Self-driving cars take to the road, but not everyone is ready to ride

Proponents of autonomous vehicles — including Mark Rosekind, the former National Highway Traffic Safety Administration chief — typically cite several reasons to put the technology on the road. That includes better use of existing highway infrastructure, as well as improved safety. Rosekind contends driverless vehicles could all but eliminate highway deaths.

Considering more than 40,000 Americans die in crashes each year that would seem to be a big plus. But the Power/NAMIC study found that the public seems far more willing to accept frequent crashes with a human at the wheel than even an occasional one involving a driverless vehicle. Fully 56 percent of those surveyed would demand 100 percent safety before they would take a ride, and 60 percent said they’d demand the same level of safety before letting a family member step into a fully autonomous vehicle.

“In other words,” said Lajdziak, they would accept the possibility of “no accidents at all — before they would ride in one.”

The rather pessimistic attitudes that surfaced in the Power/NAMIC study are echoed by several other public surveys over the last year, but not all, and may reflect that “people’s opinions have been swayed” by recent incidents, such as the fatal Uber crash, said Lajdziak.

Meanwhile, there was a bright side to the report. Among those under 35, especially those living in urban areas where ride-sharing services have gained traction, “there’s a general acceptance of new technology,” the Power analyst said.

Proponents, in general, are betting that as more vehicles using semi- and fully autonomous technology, never mind completely driverless products, take to the road, the comfort level will increase and more people will say they’re willing to go for a ride.

One thing that could help is the increasing availability of Advanced Driver Assistance Systems, also known as ADAS. This includes features like blind-spot monitoring and lane-keeping assist. BMW’s new Traffic Jam Assistant allows virtually hands-free operation at low speeds, and Cadillac’s Super Cruise lets a driver take their hands off the wheel on well-marked limited-access highways.

Nissan still requires a driver to keep hands on the wheel — albeit lightly, with the car doing most of the work of steering — with its ProPilot Assist. But it plans to increase the system’s capabilities each year, until it goes fully autonomous early in the coming decade.

In a response to Nader’s letter, Thune wrote that, “Every year for decades, tens of thousands of travelers have lost their lives in crashes on U.S. roads. In 94 percent of these cases, human error is a factor. One day, self-driving vehicle technology should help drastically reduce this tragic loss of life.”

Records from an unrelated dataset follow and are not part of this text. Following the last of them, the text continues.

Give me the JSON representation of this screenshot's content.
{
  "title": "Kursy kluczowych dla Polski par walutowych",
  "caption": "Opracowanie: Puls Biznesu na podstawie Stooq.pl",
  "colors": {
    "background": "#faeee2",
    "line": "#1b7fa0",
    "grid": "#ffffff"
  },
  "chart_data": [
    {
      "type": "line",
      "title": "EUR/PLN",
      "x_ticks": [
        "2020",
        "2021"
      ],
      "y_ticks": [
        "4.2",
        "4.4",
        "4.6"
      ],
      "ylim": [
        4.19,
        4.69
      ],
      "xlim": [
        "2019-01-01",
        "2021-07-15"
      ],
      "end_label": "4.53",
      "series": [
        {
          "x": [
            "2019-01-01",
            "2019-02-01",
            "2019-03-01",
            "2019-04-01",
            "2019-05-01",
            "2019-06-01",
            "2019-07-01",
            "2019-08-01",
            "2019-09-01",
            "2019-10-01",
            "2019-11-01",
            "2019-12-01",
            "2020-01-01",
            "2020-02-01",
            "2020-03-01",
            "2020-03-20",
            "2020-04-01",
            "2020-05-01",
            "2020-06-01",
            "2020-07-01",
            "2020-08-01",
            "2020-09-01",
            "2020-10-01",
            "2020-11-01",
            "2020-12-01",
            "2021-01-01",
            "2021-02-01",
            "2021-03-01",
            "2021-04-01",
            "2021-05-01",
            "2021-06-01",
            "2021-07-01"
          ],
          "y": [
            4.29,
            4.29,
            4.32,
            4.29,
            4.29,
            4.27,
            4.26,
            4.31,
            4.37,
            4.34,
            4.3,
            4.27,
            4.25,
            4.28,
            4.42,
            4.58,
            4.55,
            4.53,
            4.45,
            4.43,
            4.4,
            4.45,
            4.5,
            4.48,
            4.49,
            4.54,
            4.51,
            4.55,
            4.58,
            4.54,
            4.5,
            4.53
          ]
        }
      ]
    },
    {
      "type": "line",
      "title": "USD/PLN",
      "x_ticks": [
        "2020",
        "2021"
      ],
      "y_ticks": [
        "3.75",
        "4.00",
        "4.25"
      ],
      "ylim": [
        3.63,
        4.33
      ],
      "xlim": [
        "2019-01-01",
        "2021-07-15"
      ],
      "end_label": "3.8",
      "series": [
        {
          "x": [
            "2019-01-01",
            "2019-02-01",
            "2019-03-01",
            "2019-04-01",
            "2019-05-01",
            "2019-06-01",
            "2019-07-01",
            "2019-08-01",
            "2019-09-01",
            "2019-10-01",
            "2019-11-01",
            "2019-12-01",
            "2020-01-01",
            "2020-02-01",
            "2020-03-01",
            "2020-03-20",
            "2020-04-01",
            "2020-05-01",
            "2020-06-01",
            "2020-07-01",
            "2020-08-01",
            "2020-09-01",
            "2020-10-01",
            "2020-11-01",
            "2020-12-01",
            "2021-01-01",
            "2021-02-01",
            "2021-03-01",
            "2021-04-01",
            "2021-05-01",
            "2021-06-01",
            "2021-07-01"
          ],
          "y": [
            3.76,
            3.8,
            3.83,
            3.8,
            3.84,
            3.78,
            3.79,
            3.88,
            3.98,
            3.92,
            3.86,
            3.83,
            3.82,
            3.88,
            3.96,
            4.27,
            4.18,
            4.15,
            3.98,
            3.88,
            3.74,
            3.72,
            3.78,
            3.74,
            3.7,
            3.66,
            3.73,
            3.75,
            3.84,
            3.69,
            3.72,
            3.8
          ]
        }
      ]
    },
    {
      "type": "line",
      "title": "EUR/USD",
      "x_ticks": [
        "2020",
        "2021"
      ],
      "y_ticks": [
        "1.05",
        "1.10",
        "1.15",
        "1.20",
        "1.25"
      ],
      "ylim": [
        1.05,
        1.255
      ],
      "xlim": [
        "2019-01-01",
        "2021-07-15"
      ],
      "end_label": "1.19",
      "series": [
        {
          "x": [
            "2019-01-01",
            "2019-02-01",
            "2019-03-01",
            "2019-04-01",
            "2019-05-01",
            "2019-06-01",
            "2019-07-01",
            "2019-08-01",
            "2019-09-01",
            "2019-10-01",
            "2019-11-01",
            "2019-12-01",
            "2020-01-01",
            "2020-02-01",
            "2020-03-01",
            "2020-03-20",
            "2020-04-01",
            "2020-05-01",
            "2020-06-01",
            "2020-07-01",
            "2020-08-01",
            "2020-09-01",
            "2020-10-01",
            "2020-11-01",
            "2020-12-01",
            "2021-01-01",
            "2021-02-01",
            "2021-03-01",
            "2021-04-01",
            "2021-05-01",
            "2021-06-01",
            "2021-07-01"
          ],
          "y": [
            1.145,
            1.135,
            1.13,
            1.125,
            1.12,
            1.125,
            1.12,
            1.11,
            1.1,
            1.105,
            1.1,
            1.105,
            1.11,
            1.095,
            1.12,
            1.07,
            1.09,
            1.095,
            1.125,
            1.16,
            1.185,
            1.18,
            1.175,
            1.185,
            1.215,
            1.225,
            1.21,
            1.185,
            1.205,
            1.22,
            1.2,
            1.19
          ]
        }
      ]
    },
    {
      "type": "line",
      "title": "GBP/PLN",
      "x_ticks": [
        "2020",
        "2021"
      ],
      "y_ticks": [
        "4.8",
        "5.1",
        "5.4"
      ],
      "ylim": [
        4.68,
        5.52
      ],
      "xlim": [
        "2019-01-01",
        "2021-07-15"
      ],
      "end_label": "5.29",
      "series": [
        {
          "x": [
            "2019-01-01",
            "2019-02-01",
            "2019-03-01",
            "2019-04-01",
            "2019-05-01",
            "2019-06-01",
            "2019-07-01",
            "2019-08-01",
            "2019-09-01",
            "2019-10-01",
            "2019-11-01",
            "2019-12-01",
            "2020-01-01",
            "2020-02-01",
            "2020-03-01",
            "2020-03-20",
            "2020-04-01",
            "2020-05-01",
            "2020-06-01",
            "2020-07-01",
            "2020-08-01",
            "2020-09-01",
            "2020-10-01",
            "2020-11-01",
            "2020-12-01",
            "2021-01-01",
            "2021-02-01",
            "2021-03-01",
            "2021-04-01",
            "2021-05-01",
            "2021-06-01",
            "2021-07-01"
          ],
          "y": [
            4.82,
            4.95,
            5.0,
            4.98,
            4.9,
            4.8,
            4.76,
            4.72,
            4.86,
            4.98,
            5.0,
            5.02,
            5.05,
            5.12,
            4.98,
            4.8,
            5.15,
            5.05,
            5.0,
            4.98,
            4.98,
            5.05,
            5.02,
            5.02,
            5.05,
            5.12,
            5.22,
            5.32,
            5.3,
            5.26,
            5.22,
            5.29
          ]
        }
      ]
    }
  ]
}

Proponents hope to prove, as more and more of these smart cars take to the road that they can co-exist with human driver, bicyclists and pedestrians, steadily improving safety as well as the flow of traffic on crowded urban environs.

They will have an uphill battle. It’s one thing to sell a skeptical public on the merits of a smartphone, another matter entirely when the new technology could potential put their life at risk.